By Francesco Guarascio
BRUSSELS (Reuters) - European Union lawmakers rejected on Thursday an EU blacklist of ten countries at risk of facilitating money laundering or terrorist financing on the grounds that the list is too short and needs to be expanded to include tax havens.
In a bid to cut terrorist funding after January 2015 attacks on French magazine Charlie Hebdo, the EU adopted stricter rules against money laundering and began naming countries with legal loopholes that could be exploited by militant organizations to get funding.
In a legal document passed by 393 votes to 67, with 210 abstentions, the Parliament rejected the list saying it was too limited.
North Korea, Iran, Afghanistan, Bosnia and Herzegovina, Iraq, Laos, Syria, Uganda, Vanuatu and Yemen are in the latest EU blacklist drafted by the EU executive commission. Businesses with activities in these countries are subject to higher checks in Europe.
"In light of recent leaks revealing money laundering and tax crimes, it is ridiculous that Panama and other famous havens for dirty money are still not on the Commission's blacklist," Greens lawmaker Sven Giegold said.
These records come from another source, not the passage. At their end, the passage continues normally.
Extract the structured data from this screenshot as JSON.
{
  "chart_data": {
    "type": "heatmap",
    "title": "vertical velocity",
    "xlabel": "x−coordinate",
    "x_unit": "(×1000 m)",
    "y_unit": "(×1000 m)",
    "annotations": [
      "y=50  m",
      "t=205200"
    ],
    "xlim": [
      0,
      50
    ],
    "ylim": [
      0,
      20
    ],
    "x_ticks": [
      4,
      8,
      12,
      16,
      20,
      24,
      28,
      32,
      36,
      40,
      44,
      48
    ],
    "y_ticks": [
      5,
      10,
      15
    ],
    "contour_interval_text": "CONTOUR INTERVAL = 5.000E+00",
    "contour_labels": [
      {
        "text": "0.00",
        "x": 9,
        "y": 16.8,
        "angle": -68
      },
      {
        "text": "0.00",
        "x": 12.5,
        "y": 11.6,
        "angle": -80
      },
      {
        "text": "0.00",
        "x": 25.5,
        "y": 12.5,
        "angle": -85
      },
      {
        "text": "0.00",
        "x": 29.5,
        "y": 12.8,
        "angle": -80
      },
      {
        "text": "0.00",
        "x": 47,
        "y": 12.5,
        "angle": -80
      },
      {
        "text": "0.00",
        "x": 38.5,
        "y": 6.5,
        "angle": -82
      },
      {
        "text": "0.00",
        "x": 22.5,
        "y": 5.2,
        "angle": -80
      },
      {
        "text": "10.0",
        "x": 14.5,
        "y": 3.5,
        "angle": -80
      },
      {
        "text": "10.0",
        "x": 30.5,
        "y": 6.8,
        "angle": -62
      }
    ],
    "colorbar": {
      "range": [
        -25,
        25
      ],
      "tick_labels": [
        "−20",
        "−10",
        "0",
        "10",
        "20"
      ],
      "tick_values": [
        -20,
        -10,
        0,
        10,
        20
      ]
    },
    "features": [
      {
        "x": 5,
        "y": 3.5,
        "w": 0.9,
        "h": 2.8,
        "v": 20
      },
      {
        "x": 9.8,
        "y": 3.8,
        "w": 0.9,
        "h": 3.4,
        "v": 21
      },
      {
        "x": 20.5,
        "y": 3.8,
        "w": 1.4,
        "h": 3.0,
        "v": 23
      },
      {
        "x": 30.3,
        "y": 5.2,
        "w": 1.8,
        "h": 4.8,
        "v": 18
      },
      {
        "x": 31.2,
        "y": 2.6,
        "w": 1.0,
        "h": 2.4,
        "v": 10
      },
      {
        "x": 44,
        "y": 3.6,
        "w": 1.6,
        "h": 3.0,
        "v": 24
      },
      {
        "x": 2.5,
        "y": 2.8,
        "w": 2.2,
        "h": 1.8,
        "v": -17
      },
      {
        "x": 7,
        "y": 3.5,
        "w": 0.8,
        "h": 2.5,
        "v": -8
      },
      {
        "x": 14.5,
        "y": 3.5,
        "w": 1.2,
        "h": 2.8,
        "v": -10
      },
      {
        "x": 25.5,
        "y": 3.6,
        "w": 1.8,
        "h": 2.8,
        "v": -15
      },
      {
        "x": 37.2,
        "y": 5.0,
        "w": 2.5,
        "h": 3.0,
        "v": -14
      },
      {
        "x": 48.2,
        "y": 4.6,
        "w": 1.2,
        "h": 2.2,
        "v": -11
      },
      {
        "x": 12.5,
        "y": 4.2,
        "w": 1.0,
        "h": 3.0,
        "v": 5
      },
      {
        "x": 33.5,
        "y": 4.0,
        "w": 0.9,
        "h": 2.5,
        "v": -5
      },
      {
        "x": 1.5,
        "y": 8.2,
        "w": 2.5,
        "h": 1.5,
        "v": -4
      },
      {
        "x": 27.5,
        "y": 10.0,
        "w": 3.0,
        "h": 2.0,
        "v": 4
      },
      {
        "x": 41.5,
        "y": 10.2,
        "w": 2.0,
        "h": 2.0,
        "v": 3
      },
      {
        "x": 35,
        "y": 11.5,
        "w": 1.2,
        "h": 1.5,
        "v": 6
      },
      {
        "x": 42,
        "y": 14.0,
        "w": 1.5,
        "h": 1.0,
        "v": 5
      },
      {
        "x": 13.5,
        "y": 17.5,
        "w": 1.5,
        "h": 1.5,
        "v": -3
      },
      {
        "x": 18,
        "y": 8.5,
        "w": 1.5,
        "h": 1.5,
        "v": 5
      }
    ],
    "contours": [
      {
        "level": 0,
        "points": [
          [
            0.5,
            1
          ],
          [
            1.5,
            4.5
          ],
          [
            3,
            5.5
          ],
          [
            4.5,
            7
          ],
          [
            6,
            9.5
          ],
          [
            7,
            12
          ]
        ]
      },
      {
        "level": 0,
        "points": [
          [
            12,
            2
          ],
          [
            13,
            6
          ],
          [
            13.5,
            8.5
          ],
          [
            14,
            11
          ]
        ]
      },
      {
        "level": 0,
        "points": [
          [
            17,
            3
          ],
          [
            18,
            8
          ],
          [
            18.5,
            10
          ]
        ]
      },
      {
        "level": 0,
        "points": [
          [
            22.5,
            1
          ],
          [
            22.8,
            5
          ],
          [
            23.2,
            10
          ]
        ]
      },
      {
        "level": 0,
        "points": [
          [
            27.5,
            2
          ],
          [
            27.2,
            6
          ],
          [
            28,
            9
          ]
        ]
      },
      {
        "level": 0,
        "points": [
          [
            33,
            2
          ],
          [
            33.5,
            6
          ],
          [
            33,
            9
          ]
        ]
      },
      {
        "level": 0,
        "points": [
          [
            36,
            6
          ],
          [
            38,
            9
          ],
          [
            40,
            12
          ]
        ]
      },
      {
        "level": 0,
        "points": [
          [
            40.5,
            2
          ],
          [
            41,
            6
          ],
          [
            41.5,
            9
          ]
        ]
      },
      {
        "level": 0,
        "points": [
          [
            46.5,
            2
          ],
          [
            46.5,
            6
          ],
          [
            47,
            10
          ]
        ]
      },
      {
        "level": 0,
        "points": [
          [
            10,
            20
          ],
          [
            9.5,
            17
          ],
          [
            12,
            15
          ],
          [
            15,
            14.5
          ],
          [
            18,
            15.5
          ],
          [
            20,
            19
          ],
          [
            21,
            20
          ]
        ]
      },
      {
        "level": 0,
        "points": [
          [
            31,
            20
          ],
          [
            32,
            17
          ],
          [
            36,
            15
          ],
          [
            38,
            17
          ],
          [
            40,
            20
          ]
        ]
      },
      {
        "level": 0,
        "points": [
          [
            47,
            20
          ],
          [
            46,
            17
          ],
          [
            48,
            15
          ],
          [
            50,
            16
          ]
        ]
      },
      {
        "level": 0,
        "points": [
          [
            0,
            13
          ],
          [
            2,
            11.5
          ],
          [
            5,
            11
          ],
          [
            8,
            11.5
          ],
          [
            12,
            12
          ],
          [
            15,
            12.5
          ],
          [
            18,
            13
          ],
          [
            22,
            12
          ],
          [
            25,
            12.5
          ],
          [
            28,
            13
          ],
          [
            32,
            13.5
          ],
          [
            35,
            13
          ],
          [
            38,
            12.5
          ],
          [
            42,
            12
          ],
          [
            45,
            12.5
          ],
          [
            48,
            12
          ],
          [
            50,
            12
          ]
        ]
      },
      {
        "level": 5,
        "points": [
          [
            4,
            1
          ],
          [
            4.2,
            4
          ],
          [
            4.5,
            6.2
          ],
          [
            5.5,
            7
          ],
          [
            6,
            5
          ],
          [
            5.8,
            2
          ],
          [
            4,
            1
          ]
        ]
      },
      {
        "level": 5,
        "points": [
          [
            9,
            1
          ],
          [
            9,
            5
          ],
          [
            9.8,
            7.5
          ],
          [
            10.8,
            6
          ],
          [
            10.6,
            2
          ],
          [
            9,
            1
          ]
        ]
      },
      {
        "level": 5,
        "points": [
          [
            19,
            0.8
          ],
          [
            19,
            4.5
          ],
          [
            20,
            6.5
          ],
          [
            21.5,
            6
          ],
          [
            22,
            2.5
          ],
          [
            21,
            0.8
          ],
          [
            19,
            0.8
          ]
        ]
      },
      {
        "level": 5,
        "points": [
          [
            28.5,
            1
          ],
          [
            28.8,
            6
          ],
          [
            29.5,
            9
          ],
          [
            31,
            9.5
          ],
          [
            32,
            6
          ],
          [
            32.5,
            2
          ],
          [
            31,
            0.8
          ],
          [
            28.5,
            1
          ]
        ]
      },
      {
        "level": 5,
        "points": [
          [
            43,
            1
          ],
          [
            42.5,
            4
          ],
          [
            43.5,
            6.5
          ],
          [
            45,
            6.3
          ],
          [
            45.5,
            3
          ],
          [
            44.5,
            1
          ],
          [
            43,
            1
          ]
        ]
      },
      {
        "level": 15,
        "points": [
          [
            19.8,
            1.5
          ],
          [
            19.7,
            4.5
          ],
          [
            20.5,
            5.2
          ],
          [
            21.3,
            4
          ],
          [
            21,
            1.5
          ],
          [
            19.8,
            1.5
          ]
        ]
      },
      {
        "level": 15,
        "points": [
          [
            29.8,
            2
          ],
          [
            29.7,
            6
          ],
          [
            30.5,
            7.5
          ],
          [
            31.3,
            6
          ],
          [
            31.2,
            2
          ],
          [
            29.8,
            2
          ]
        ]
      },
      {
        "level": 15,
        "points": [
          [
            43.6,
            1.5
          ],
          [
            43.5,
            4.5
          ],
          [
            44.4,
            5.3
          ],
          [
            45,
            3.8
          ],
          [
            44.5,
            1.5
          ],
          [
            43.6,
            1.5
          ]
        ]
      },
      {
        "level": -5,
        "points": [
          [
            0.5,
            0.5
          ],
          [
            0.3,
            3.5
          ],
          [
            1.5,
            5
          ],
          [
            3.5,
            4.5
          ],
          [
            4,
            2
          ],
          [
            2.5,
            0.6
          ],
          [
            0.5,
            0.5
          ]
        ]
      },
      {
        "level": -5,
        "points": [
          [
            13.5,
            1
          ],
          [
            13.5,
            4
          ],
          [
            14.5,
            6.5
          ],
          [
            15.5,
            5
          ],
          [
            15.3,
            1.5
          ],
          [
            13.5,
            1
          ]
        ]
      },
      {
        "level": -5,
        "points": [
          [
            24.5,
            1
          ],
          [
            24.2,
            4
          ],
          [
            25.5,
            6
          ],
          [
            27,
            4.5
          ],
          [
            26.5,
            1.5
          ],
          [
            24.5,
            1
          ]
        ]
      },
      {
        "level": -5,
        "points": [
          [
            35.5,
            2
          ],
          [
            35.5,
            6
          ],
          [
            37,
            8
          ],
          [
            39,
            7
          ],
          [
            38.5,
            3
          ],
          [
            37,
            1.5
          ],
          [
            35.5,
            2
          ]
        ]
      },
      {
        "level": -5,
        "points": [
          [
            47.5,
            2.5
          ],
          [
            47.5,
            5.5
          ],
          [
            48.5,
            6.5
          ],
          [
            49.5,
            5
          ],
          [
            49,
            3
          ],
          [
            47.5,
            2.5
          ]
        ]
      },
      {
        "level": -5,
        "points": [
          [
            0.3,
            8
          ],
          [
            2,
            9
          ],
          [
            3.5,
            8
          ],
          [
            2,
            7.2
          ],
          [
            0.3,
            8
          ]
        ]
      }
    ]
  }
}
The conservatives, the largest group in the Parliament, abstained from the vote.
"A country should be placed on the 'blacklist' only when there is clear evidence of a systematic threat of money laundering and terrorist financing," said center-right MEP Krisjanis Karins.
The Parliamentary vote annuls the latest list adopted in November, but does not affect the previous blacklist which included all countries currently listed and also Guyana. The Latin American state was deleted because it had plugged legal loopholes that made money laundering possible.
A Commission official said work to name tax havens is in progress but does not concern the anti-money laundering list, ruling out imminent changes after the Parliament vote.
Under pressure from revelations on widespread tax avoidance, EU states agreed to establish a blacklist of tax havens by the end of this year, although critics say the list may turn out to include none of the top countries helping taxpayers avoid their bills.